JEZEBEL

France, Italie – 2026
Genre : Drame, Érotique
Dessinateur et Scénariste : EON
Nombre de pages : 52
Éditeur : Tabou BD
Date de sortie : 29 mai 2026
LE PITCH
Lorsqu’un homme apparaît dans la vie de Jezebel, il éveille un désir fait de passion, de plaisir, de blessures et de choix irréversibles. Autour d’eux, les silences s’effritent, les certitudes vacillent, et les corps parlent parfois plus fort que les mots.
Sous emprise
Son nom est synonyme de perfidie et de blasphème, définitivement associé à celui de l’épouse terrible d’Achab, Roi d’Israel. Presque 3000 ans plus tard, la femme qui le porte est une fois encore auréolée d’une aura dépravée, superbe créature aux sens attisés par la débauche et l’avilissement.
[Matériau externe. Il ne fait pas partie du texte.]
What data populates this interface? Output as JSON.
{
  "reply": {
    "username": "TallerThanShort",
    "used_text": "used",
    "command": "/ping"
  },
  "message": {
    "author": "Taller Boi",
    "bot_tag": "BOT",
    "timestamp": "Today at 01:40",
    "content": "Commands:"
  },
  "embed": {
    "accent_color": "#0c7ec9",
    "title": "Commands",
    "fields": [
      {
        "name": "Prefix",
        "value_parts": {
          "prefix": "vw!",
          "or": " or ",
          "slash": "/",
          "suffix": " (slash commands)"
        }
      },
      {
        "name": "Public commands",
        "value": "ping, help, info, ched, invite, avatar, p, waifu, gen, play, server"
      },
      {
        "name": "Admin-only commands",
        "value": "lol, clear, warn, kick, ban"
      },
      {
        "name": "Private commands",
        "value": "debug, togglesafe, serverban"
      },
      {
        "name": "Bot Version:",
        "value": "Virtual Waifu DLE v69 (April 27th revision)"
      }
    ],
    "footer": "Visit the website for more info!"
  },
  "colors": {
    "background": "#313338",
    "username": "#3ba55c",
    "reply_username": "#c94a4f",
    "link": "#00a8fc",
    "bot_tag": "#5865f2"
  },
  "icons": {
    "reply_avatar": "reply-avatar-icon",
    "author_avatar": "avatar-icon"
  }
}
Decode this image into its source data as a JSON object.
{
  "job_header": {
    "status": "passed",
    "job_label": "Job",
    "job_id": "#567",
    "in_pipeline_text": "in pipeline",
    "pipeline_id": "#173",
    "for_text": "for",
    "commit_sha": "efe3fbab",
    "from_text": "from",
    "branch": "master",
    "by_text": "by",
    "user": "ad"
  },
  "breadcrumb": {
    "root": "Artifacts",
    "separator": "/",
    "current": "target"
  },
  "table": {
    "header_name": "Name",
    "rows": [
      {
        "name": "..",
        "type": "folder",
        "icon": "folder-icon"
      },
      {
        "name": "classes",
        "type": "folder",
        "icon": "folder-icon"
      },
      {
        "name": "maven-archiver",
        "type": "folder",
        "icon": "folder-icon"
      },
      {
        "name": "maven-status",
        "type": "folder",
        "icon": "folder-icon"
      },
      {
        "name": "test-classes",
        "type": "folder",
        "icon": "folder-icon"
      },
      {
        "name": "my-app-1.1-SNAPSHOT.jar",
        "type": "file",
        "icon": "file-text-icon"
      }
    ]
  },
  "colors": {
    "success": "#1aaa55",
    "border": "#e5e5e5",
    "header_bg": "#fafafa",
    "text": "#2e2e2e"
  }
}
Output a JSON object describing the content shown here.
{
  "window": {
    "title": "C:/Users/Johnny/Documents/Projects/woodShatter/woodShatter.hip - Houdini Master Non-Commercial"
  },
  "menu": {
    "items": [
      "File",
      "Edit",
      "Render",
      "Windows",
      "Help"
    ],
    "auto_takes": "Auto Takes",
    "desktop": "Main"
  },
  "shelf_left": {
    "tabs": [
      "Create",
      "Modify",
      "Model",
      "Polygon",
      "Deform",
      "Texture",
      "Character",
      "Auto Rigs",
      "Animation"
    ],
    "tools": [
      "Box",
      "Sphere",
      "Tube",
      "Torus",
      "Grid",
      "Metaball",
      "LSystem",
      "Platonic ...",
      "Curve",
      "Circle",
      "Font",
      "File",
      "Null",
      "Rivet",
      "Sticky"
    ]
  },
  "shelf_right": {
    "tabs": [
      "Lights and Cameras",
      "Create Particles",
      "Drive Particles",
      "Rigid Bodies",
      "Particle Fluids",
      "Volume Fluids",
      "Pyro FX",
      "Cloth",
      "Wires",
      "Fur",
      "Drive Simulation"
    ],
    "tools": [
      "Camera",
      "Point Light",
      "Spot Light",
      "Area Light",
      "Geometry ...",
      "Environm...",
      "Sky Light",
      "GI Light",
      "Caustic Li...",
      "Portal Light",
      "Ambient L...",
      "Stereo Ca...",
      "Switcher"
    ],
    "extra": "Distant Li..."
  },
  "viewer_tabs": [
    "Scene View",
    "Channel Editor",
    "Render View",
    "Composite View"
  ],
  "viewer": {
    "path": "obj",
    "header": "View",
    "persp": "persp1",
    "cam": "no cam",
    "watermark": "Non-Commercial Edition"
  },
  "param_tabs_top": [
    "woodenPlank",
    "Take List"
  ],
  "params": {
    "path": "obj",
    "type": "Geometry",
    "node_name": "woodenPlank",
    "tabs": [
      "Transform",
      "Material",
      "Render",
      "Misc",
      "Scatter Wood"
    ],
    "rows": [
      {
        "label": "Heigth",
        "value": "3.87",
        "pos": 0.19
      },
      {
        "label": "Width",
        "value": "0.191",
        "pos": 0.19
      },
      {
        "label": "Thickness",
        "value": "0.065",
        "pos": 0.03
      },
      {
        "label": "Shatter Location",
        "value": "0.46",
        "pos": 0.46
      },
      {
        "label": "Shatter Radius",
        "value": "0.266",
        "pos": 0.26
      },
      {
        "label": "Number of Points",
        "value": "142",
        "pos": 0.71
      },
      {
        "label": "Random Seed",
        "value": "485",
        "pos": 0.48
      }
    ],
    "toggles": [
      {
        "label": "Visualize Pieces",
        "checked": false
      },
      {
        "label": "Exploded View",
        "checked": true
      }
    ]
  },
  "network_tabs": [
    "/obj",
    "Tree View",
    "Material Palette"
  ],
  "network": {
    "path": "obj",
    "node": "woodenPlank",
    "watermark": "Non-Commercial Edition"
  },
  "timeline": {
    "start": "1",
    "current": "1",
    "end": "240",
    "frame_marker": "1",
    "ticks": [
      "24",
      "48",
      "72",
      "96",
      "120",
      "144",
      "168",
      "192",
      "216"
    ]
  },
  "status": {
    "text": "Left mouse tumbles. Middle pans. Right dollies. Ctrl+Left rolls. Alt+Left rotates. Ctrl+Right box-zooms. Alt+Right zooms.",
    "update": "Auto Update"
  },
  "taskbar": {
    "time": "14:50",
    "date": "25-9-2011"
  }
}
L’album est le portrait d’une femme. Une femme déjà absente, déjà enfuie, qui laisse une simple lettre à celui qu’elle aurait dû épouser sous peu. Une jeune femme magnifique naturellement, mais torturée, habitée par une passion inextinguible et un besoin irrépressible de perversité. A l’instar de celui qu’elle considère toujours comme l’amour de sa vie, mais malheureusement incapable de lui offrir tout se dont elle a besoin, le lecteur découvre peu à peu sa véritable identité ou en tout cas les évènements qui l’ont amenée à devenir celle qu’elle est aujourd’hui. Maudite par son nom (la référence biblique est bien présente), elle l’est aussi par une mère infidèle et manipulatrice, puis par l’un de ses amants, dominateur, qui entend bien plier cette ancienne adolescente, à ses désirs et ses fantasmes. Illustrateur extrêmement doué croisé sur Druuna Au commencement et la série historique Karolus Magnus L’empereur des barbares, Eon revient ici comme artiste complet et orchestre un drame charnel en forme de piège, l’héroïne conditionnée par les exhibitions de sa génitrice et ses propres pulsions et curiosités, se laissant entrainer peu à peu vers le point de non-retour. Un besoin de plus en plus prégnant de se soumettre aux besoins de son homme, ou des autres, et en tout cas de s’avilir pour le plaisir, quitte à faire une croix sur une part de sa vie.
Chair maudite
Le lecteur aussi se laisse piéger, forcément fasciné par les formes de la belle héroïne (et celles de sa mère plus que désirable) et par la mise en scène des nombreuses scènes de sexe, délicieusement explicites et pornographiques. Des têtes à têtes exclusivement, mais qui savent varier les positions et les propositions, et qui surtout gardent toujours malgré leur frontalité assumée une forme certaine de sensualité. Il faut dire que Eon est un dessinateur particulièrement doué, aux contours très réalistes, aux courbes expressives, peaufinant autant ses personnages que ses décors et son découpage. Une proposition graphique solide et dont l’aspect chic et choc peut parfois rappeler, jusque dans la fascination pour les chaussures à haut talon et les sous-vêtements sexy, les anciennes productions cinéma de Marc Dorcel. Du porno à l’ancienne jusque, il faut bien le dire, dans l’exploration assez limitée des tourments psychologiques de Jezebel, femme victime de sa chair et hantée par un homme pervers et sadique, et qui se laisse entrainer bien vite vers la déchéance et qui finalement ne semble pas vraiment tenter de s’en sortir ou d’entrainer son gentil fiancé dans ses débauches, préférant le tromper en affichant une vague culpabilité.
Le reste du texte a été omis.